Apple bans employees from using ChatGPT over fears of leaks

Apple has cracked down on some workers’ use of ChatGPT and similar artificial intelligence tools because it’s wary of leaks as the iPhone maker produces its own AI-powered tech.

According to documents leaked to the Wall Street Journal, Apple is concerned that workers who use ChatGPT and Microsoft’s GitHub Copilot — which uses AI to generate software code — would reveal confidential information about Apple’s own high-tech projects.

Microsoft also backs OpenAI’s ChatGPT followings its $10 million investment in the chatbot, which uses AI to answer questions and write essays as a human would.

When users type prompts into ChatGPT and GitHub Copilot, the models automatically send data back to their developers, allowing the AI tech to get smarter over time.

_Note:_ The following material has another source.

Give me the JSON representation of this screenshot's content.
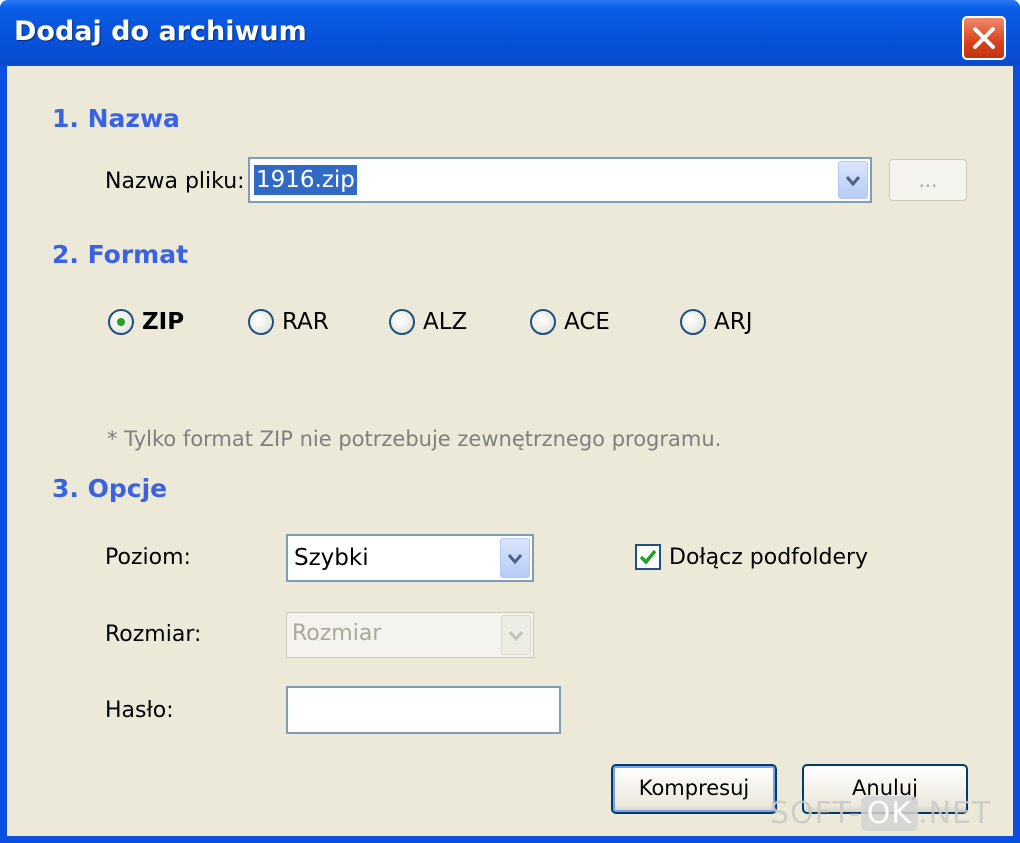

When bugs surface, like the one ChatGPT experienced in March, users were able to view someone else’s chat history, including “payment-related information,” according to OpenAI.

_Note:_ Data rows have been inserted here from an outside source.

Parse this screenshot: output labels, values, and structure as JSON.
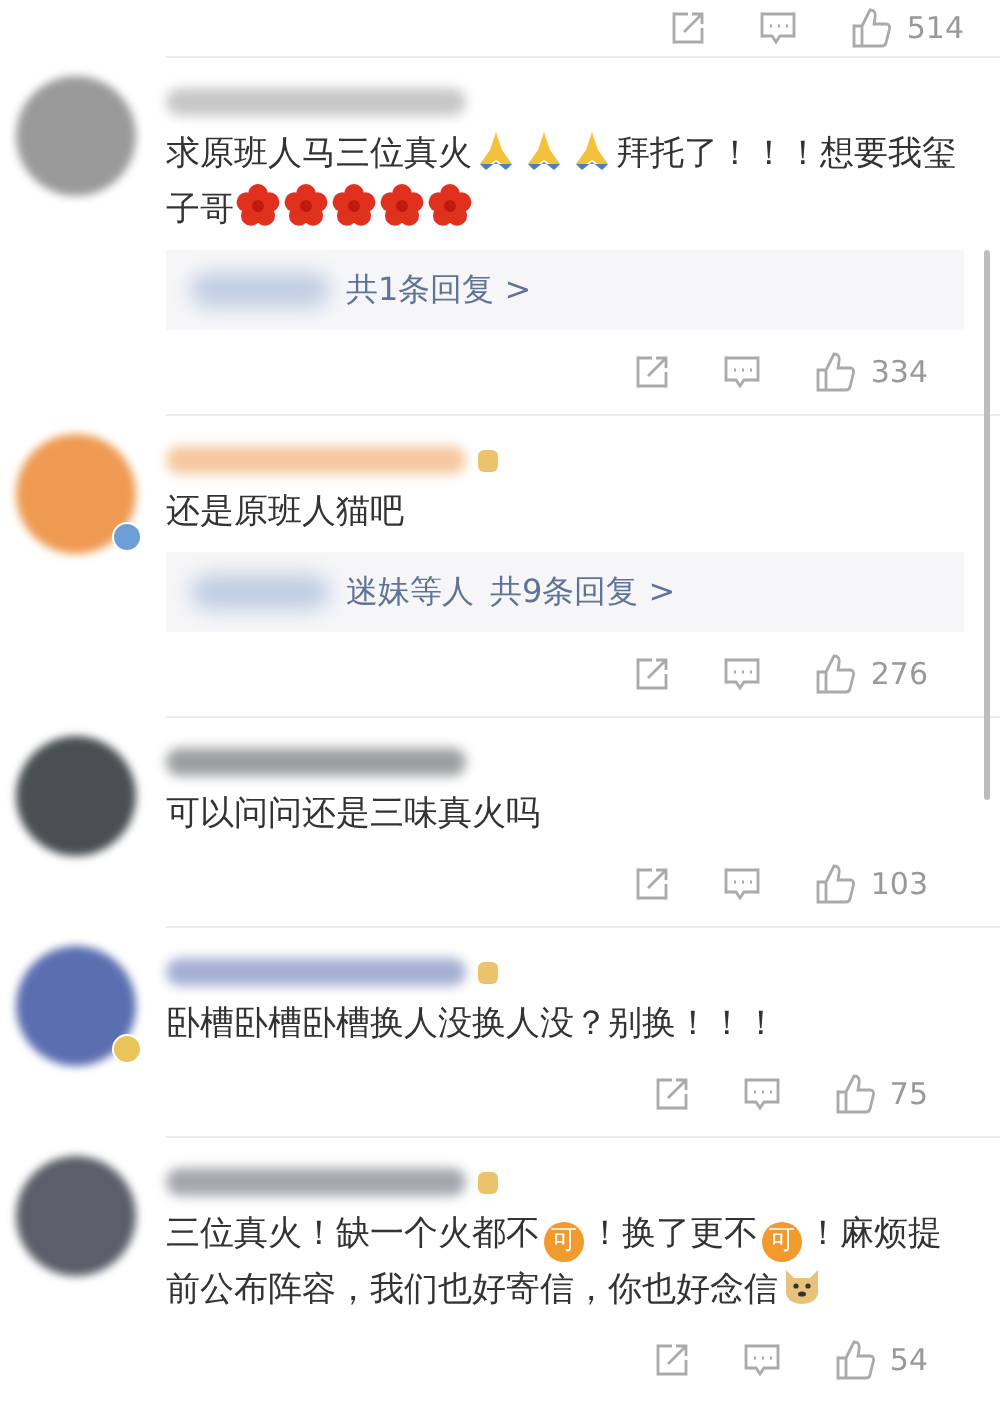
{
  "top_actions": {
    "likes": "514"
  },
  "comments": [
    {
      "avatar": {
        "color": "#9a9a9a"
      },
      "name_badge": false,
      "body": [
        {
          "kind": "text",
          "text": "求原班人马三位真火"
        },
        {
          "kind": "pray"
        },
        {
          "kind": "pray"
        },
        {
          "kind": "pray"
        },
        {
          "kind": "text",
          "text": "拜托了！！！想要我玺子哥"
        },
        {
          "kind": "flower"
        },
        {
          "kind": "flower"
        },
        {
          "kind": "flower"
        },
        {
          "kind": "flower"
        },
        {
          "kind": "flower"
        }
      ],
      "replies": [
        {
          "text": "共1条回复 >"
        }
      ],
      "likes": "334"
    },
    {
      "avatar": {
        "color": "#ee9a52",
        "badge": {
          "color": "#6d9fd6"
        }
      },
      "name_badge": true,
      "body": [
        {
          "kind": "text",
          "text": "还是原班人猫吧"
        }
      ],
      "replies": [
        {
          "text": "迷妹等人"
        },
        {
          "text": "共9条回复 >"
        }
      ],
      "likes": "276"
    },
    {
      "avatar": {
        "color": "#4a4f52"
      },
      "name_badge": false,
      "body": [
        {
          "kind": "text",
          "text": "可以问问还是三味真火吗"
        }
      ],
      "likes": "103"
    },
    {
      "avatar": {
        "color": "#5b6fb0",
        "badge": {
          "color": "#e9c45a"
        }
      },
      "name_badge": true,
      "body": [
        {
          "kind": "text",
          "text": "卧槽卧槽卧槽换人没换人没？别换！！！"
        }
      ],
      "likes": "75"
    },
    {
      "avatar": {
        "color": "#5c5f6a"
      },
      "name_badge": true,
      "body": [
        {
          "kind": "text",
          "text": "三位真火！缺一个火都不"
        },
        {
          "kind": "badge",
          "text": "可"
        },
        {
          "kind": "text",
          "text": "！换了更不"
        },
        {
          "kind": "badge",
          "text": "可"
        },
        {
          "kind": "text",
          "text": "！麻烦提前公布阵容，我们也好寄信，你也好念信"
        },
        {
          "kind": "doge"
        }
      ],
      "likes": "54"
    }
  ]
}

Such an event presents an opportunity for an Apple employee to accidentally share sensitive information, the Journal reported.

In late April, ChatGPT added a feature that allows users to turn off their chat history. Conversations with the chat history function disabled won’t be used to train and improve the AI models, and won’t appear in the app’s “history” sidebar.

OpenAI boss Sam Altman warned Congress on Tuesday of the “significant harm to the world” AI-powered platforms can have without proper regulation.

Altman said at a Capitol Hill hearing to the Senate Committee on Privacy, Technology and the Law: “If this technology goes wrong, it can go quite wrong and we want to be vocal about that. We want to work with the government to prevent that from happening.”

He made the statement before Congress as lawmakers have increasingly scrutinized AI tech like Altman’s ultra-popular ChatGPT, and as other employers — including JPMorgan Chase and Verizon — have banned the chatbot’s use.

Amazon already has its own internal AI tool, which it reportedly encourages its engineers to use instead of rival-backed platforms.

Meanwhile, Apple is building out its own language model anyway, a spokeswoman told the Journal, and has seemingly been wary of ChatGPT.

Apple blocked BlueMail from updating in March when it began incorporating ChatGPT into email writing. The tech titan then required BlueMail to raise its age restriction for potential new users to 17 from 4 years old, or implement content filtering, to prevent children from seeing inappropriate content.

However, Apple welcomed a ChatGPT app for iPhones and iPads into the App Store on Thursday. According to the app’s listing, users must be at least 12 years old.

Apple also has its sights set on mixed-reality products, with rumblings of a ski goggle-like headset that allows users to simultaneously experience virtual reality and the physical world set to hit the market later this year for $3,000 a pop.

The high-tech specs will be unveiled by Apple CEO Tim Cook at Apple’s Worldwide Developers Conference on June 5.

It’s designed to be worn all day, though it’s a far cry from Cook’s initial vision of sleek eyeglasses designed to be worn all day, similar to prescription specs.

The high-priced product is a headset instead, and it’ll be powered by a separate, iPhone-size battery pack attached to the goggles by a power cord.